Aug 27, 2014
In its first meeting of the year, the Associated Students of the University of Montana considered a pile of resolutions, the most widely discussed being a payment plan for the Kaimin.
The resolution, which received a majority of support, directs the Kaimin to create a three-year repayment plan with ASUM for a $25,000 loan the newspaper was given this summer.
Once the plan is complete, it will be brought back to the ASUM Senate for approval.
During the debate, Senator Nico Heimlich-Bowler proposed an amendment to the resolution requiring the Kaimin give ASUM free advertising in the amount of $3,000 per year until the debt is paid off.
“I’m not entirely sure why we pay the Kaimin for advertising when they are one of our agencies anyway,” Heimlich-Bowler said.
President Hohman agreed, saying, “I have no idea why we pay the Kaimin after we give them money.”
Senator Peregrine Frissell said free advertising might hinder the ability of the Kaimin to pay back the loan.
“We’re taking away another revenue source,“ Frissell said.
Others said free advertising would threaten free press on campus.
“Free press doesn’t exist on college campuses,” vice president Sean McQuillan said, citing a Supreme Court case.
McQuillan proposed limiting the advertising to $3,000 per academic year, while others proposed a $1,000 limit.

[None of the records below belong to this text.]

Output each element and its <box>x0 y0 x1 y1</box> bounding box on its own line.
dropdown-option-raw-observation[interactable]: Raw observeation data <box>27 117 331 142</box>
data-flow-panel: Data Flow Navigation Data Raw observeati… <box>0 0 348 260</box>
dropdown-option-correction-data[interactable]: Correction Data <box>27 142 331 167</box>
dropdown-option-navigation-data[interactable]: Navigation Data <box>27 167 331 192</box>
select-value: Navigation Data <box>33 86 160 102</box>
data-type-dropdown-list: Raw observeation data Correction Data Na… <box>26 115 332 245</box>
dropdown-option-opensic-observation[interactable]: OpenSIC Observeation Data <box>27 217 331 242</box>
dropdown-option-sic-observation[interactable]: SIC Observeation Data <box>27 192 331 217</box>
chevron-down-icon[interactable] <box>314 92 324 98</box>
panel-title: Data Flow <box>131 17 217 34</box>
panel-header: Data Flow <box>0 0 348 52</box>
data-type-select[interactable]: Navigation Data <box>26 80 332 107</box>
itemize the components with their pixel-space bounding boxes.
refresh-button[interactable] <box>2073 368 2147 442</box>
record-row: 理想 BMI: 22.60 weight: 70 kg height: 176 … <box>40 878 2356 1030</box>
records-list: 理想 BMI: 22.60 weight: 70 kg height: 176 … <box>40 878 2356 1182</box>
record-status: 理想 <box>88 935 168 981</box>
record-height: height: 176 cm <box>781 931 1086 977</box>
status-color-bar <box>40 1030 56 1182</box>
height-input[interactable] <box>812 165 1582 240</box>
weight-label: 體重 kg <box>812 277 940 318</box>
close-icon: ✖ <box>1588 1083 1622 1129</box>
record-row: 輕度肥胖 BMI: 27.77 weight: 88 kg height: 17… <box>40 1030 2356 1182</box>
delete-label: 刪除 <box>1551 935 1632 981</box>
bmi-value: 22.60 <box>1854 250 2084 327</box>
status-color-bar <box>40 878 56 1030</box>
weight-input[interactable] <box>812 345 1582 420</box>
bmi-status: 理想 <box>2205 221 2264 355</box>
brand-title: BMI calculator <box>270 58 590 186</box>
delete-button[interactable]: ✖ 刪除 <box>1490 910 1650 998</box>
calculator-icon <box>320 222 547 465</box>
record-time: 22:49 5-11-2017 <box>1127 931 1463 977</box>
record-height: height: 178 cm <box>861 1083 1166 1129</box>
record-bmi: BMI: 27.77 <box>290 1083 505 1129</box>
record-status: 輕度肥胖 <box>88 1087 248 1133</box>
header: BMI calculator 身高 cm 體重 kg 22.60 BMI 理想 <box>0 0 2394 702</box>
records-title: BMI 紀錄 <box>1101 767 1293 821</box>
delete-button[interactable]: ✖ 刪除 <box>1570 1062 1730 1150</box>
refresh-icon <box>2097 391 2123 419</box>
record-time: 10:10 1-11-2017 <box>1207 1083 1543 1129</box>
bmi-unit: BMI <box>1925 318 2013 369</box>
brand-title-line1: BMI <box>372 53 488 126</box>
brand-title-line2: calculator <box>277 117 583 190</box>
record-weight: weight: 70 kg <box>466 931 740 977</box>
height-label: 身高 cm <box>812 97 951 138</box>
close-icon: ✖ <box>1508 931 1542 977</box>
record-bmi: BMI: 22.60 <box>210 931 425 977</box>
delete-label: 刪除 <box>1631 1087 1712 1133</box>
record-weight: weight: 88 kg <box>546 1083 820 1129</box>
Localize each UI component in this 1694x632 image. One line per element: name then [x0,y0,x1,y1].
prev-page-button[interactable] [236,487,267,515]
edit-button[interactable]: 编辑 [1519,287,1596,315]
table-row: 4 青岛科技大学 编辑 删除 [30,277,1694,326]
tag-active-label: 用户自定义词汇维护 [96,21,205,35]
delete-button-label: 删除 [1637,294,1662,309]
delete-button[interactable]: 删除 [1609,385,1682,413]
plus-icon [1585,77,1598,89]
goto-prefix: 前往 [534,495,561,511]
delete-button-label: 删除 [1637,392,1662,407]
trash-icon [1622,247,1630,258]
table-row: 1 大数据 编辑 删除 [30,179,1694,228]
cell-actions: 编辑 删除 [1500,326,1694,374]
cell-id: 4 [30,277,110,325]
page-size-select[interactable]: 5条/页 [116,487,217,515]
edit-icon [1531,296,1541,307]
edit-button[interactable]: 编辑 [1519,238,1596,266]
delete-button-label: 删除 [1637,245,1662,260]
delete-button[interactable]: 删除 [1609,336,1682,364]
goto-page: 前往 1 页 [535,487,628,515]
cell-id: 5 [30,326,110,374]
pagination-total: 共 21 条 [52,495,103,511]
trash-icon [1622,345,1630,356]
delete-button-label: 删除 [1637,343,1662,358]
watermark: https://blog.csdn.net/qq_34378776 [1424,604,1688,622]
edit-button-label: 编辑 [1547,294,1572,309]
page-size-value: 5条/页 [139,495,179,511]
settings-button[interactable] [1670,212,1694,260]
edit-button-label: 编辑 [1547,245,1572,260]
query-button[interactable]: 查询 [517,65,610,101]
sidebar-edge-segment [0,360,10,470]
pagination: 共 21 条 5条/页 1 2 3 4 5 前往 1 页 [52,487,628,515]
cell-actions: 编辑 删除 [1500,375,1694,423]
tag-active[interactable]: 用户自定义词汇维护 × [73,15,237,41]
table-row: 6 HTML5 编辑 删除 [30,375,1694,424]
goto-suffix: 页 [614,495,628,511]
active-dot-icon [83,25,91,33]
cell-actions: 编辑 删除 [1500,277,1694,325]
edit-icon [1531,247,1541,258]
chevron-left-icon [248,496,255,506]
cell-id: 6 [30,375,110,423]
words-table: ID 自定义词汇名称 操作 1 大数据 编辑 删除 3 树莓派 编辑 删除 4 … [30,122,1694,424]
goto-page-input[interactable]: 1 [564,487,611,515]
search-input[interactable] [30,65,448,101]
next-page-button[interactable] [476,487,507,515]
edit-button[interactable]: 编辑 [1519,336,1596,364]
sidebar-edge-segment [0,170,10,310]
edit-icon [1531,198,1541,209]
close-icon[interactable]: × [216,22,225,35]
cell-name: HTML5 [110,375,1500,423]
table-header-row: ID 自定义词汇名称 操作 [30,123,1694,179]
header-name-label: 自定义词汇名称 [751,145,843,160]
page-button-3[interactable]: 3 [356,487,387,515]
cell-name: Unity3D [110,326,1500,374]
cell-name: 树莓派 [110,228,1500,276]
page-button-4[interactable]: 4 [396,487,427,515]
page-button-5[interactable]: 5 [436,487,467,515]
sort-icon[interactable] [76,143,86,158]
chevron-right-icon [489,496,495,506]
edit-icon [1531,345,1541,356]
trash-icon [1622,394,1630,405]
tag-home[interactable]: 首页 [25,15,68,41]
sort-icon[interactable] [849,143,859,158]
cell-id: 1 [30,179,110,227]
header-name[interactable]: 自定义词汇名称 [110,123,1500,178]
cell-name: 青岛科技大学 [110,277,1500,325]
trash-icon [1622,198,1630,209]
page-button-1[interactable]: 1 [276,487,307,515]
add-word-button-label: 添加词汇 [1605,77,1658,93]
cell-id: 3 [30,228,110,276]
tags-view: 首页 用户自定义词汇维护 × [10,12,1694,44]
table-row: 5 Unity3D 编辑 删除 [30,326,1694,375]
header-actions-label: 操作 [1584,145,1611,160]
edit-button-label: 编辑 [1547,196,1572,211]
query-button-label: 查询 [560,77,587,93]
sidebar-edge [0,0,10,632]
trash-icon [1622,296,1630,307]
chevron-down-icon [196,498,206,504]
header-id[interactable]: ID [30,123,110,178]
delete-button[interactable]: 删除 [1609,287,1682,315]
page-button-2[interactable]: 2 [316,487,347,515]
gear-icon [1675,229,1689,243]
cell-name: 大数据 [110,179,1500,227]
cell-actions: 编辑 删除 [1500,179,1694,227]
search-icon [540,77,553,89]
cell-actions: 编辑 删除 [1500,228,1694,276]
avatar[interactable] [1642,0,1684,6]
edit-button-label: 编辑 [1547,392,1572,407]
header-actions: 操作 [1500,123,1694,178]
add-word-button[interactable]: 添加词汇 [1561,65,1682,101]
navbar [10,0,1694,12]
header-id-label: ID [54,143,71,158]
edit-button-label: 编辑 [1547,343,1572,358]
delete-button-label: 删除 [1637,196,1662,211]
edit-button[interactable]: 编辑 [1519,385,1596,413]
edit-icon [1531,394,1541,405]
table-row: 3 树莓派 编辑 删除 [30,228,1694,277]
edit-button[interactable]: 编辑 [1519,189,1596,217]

That amendment was eventually voted down, with some senators saying they wanted a limit to be written in the three-year payment plan instead.
Editor-in-Chief Ric Sanchez and Business Manager Nick McKinney spoke during the public comment period, thanking ASUM for their support during the summer and asking for continued support.
“We look forward to working with you,” McKinney said.
ASUM also amended how it handles student groups that go deeply into debt.
The old policy deducted the amount of the deficit from the group’s budget for the next year.
The new policy requires the debt is paid in full by the end of the fiscal year, or the group must appeal to the board on budget and finance.
Hohman amended the resolution to say that payment plans could “have the effect of actually closing down the entire organization.”
He said he doesn’t want organizations to think that ASUM is obligated to cover their debts, and that groups should know large deficits could have consequences such as no longer existing.
During the meeting, vice president Sean McQuillan also announced that two senators resigned.